4.渋沢栄一の「論語の里と論語の道」
10年程前、青淵記念館の展示室で小学校の生徒達に「渋沢さんは何処の大学を出たんですか?」と聞かれました。ケース内の坪内逍遥の東京大学の卒業証書にある数人の教師名の中に、財政学講師澁澤榮一という名を見ての質問に、「未だその頃日本に大学は無かったんですよ」と前置きをして、六歳の時から手習いを始め、人一倍一生懸命勉強してから江戸やパリへ行っても自分から進んで大学生にも負けない知識を身につけたことを順序立てて説明したら、皆さんが目を輝かせて聞いて下さいました。
天保11年(1840)に渋沢栄一が生まれた血洗島村と10歳上の従兄・尾高惇忠が生まれた隣の下手計村の一帯を「論語の里」、そして少年時代の栄一が惇忠の家に論語を習いに通った徒歩約2千歩(約1キロメートル)の道は、何時の間にか「論語の道」と呼ばれるようになりました。
今は昔、弘化・嘉永の頃、栄一は2歳上の従兄の渋沢喜作と一緒に、冬は積雪・空っ風、夏は高温・雷雨の中でも草鞋を履いて論語を口吟みながら毎日この道を往復しました。四書・五経はじめ多くの漢書から日本史まで何十もの書物を通読し十四、五歳頃まで読書・撃剣(剣術)・習字などの稽古を続けました。

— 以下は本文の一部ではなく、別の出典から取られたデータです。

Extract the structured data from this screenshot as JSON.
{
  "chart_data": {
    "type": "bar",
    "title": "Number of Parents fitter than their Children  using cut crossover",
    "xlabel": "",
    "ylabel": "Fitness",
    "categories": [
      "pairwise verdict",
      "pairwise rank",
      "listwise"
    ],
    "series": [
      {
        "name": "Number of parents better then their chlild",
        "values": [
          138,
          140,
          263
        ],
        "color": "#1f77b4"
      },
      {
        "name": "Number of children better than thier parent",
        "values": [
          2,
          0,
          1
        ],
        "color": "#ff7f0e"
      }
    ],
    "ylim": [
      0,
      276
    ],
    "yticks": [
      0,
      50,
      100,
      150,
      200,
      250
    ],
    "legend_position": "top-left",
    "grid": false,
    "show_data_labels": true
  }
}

その頃より家業に厳しい父の指導で麦作・養蚕や藍玉の生産販売に勤しみ、ソロバンの魂を身につけたことが、後年実業界で活躍する基礎になりました。
少年時代からの直向きな努力と人柄に惹かれて関係のあった人々は、新撰組の近藤勇・土方歳三や坂本龍馬・桂小五郎・西郷隆盛を始め、明治維新以後の政財界・実業界・国際親善・教育慈善事業関係などの人間関係や功績に至っては数え切ることが出来ませんが、総ての原動力と原点は今から164年前の深谷市の「論語の里」の「論語の道」が出発点であります。
フランスの皇帝ナポレオン3世や発明王エジソンはじめ、世界の人達との交流や青い目の人形交換会による日米親善も…。